Von Hajo Dröll, Roland Kohsiek und Friedrich Sendelbeck


Dass kein Mensch genau weiß, wie viele Menschen zu welchen Bedingungen in der Weiterbildung arbeiten, ist oft beklagt. Im Moment macht sich dies wieder einmal besonders schmerzlich bemerkbar, denn ohne genaue Kenntnisse, wie die Krise die Branche trifft, haben es die Rettungsversuche schwerer.

Gesichert lässt sich folgendes sagen: Die Bestandszahlen an Teilnehmer/innen sind bis Ende August um 20% niedriger als im Vorjahr.
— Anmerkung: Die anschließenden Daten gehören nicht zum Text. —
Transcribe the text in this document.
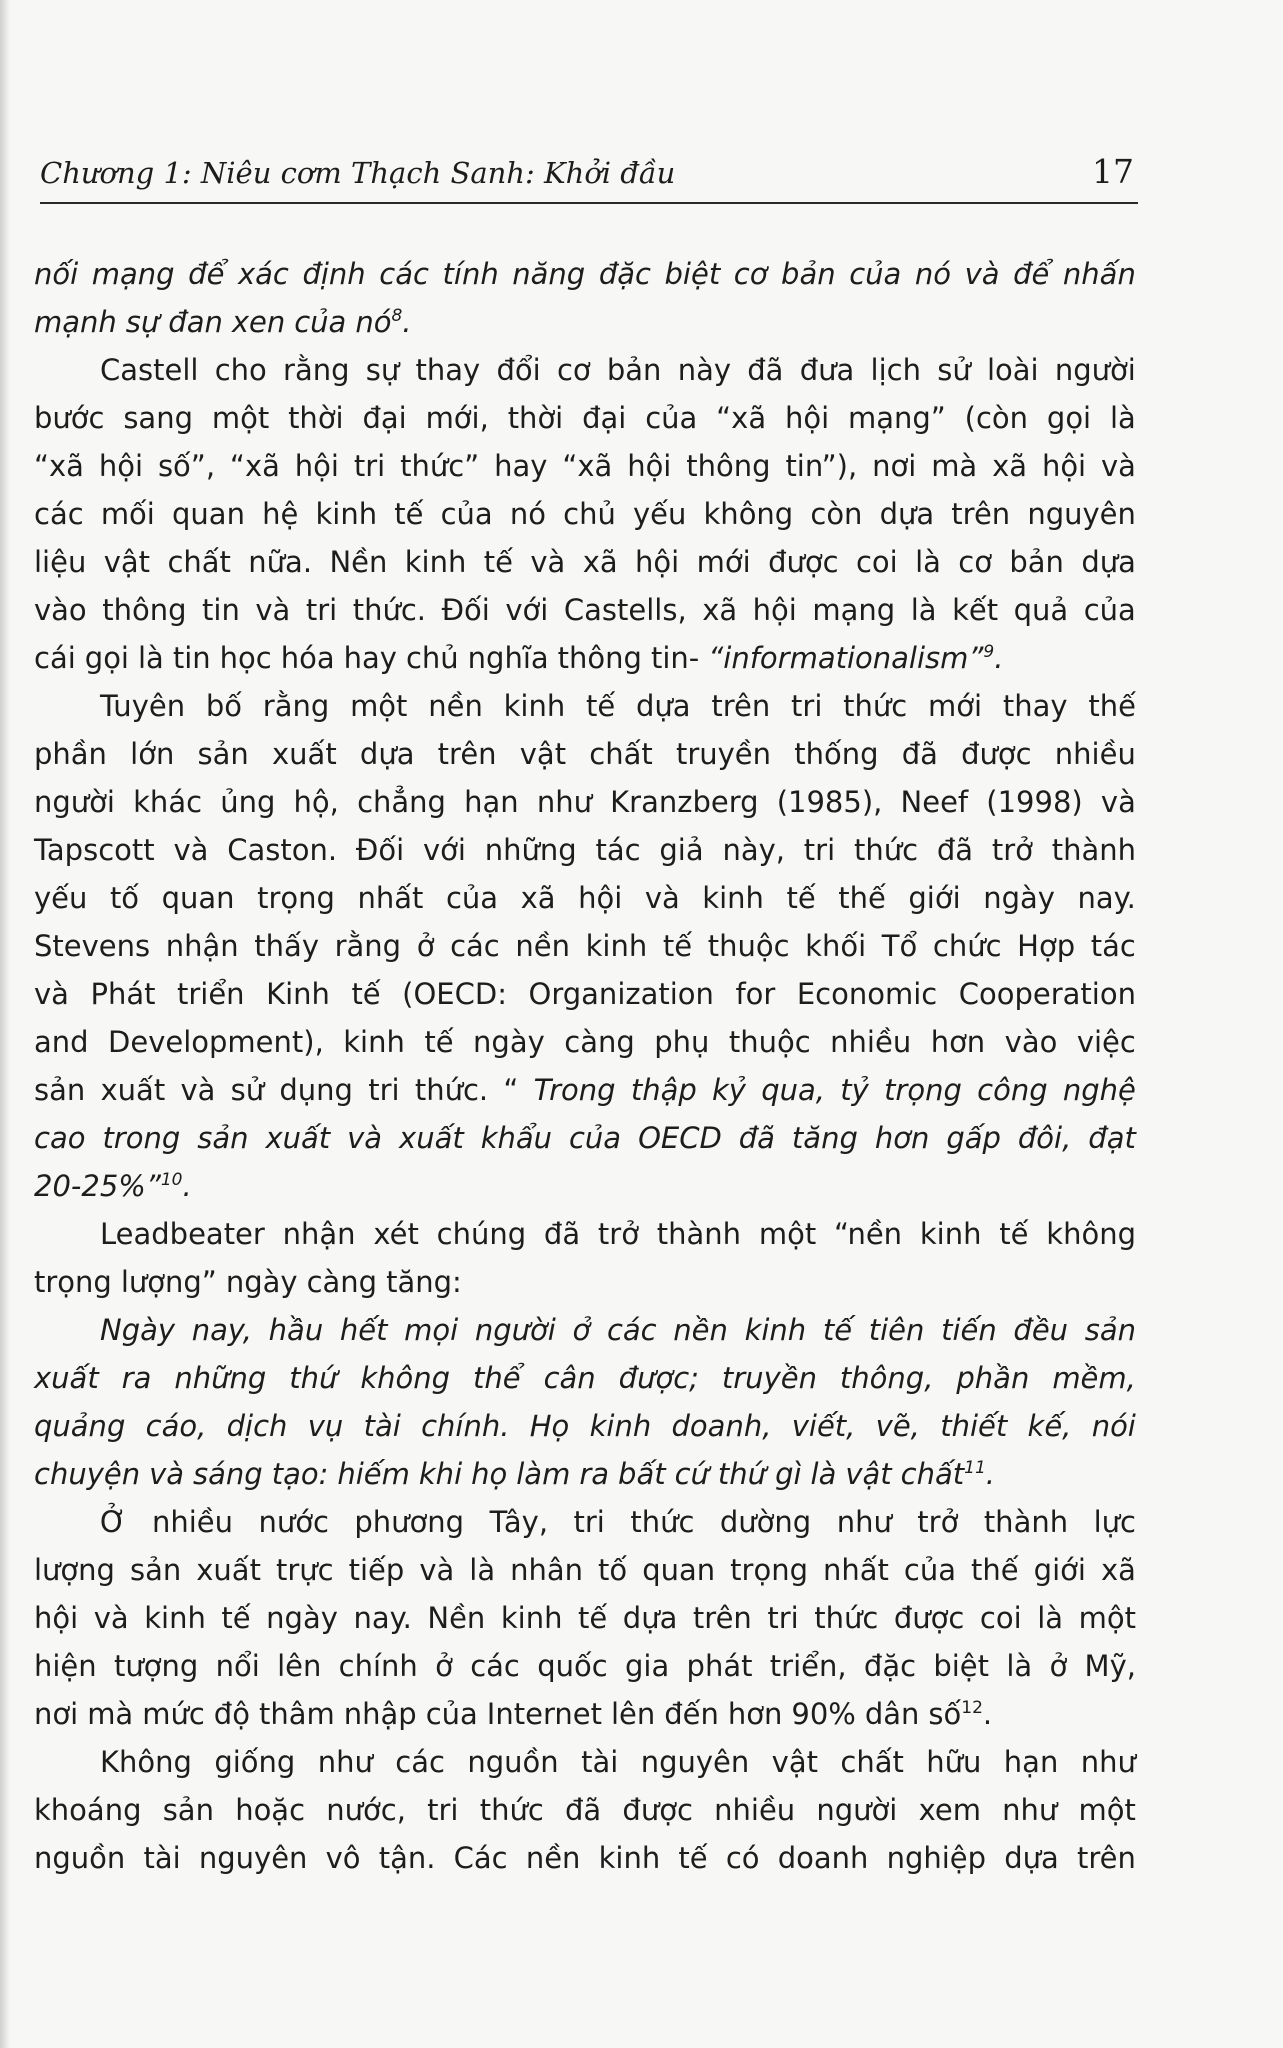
Chương 1: Niêu cơm Thạch Sanh: Khởi đầu	17
nối mạng để xác định các tính năng đặc biệt cơ bản của nó và để nhấn
mạnh sự đan xen của $nó^8$.
Castell cho rằng sự thay đổi cơ bản này đã đưa lịch sử loài người
bước sang một thời đại mới, thời đại của “xã hội mạng” (còn gọi là
“xã hội số”, “xã hội tri thức” hay “xã hội thông tin”), nơi mà xã hội và
các mối quan hệ kinh tế của nó chủ yếu không còn dựa trên nguyên
liệu vật chất nữa. Nền kinh tế và xã hội mới được coi là cơ bản dựa
vào thông tin và tri thức. Đối với Castells, xã hội mạng là kết quả của
cái gọi là tin học hóa hay chủ nghĩa thông tin- “informationalism”$^9$.
Tuyên bố rằng một nền kinh tế dựa trên tri thức mới thay thế
phần lớn sản xuất dựa trên vật chất truyền thống đã được nhiều
người khác ủng hộ, chẳng hạn như Kranzberg (1985), Neef (1998) và
Tapscott và Caston. Đối với những tác giả này, tri thức đã trở thành
yếu tố quan trọng nhất của xã hội và kinh tế thế giới ngày nay.
Stevens nhận thấy rằng ở các nền kinh tế thuộc khối Tổ chức Hợp tác
và Phát triển Kinh tế (OECD: Organization for Economic Cooperation
and Development), kinh tế ngày càng phụ thuộc nhiều hơn vào việc
sản xuất và sử dụng tri thức. “ Trong thập kỷ qua, tỷ trọng công nghệ
cao trong sản xuất và xuất khẩu của OECD đã tăng hơn gấp đôi, đạt
20-25%”$^{10}$.
Leadbeater nhận xét chúng đã trở thành một “nền kinh tế không
trọng lượng” ngày càng tăng:
Ngày nay, hầu hết mọi người ở các nền kinh tế tiên tiến đều sản
xuất ra những thứ không thể cân được; truyền thông, phần mềm,
quảng cáo, dịch vụ tài chính. Họ kinh doanh, viết, vẽ, thiết kế, nói
chuyện và sáng tạo: hiếm khi họ làm ra bất cứ thứ gì là vật chất$^{11}$.
Ở nhiều nước phương Tây, tri thức dường như trở thành lực
lượng sản xuất trực tiếp và là nhân tố quan trọng nhất của thế giới xã
hội và kinh tế ngày nay. Nền kinh tế dựa trên tri thức được coi là một
hiện tượng nổi lên chính ở các quốc gia phát triển, đặc biệt là ở Mỹ,
nơi mà mức độ thâm nhập của Internet lên đến hơn 90% dân số$^{12}$.
Không giống như các nguồn tài nguyên vật chất hữu hạn như
khoáng sản hoặc nước, tri thức đã được nhiều người xem như một
nguồn tài nguyên vô tận. Các nền kinh tế có doanh nghiệp dựa trên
Entscheidend ist aber die Zahl der Neueintritte, weil sie den Trend bestimmt.

Danach haben in den ersten acht Monaten des Jahres 2003 bundesweit 174.257 Menschen weniger eine Qualifizierungsmaßnahme begonnen. Das entspricht einem Rückgang von 53,1%.

Welche Branche und welcher Betrieb überlebt einen Umsatzeinbruch von mehr als der Hälfte?

Bei den Bildungsgutscheinen spricht das Arbeitsamt inzwischen von einer Einlösequote von 79%. Das fällt schwer zu glauben, sind die Erfahrungen vor Ort dazu doch sehr abweichend. Zwei Tendenzen stechen hervor. Zum einen führt bei andauernder Marktintransparenz und Beratungsverbot durch die Arbeitsämter der Bildungsgutschein zu einem Verfall der Angebote. Zum anderen zwingt der alltägliche Irrsinn der ungesteuerten Einlöseversuche zu einer weiteren Zusammenarbeit der Weiterbildungseinrichtungen.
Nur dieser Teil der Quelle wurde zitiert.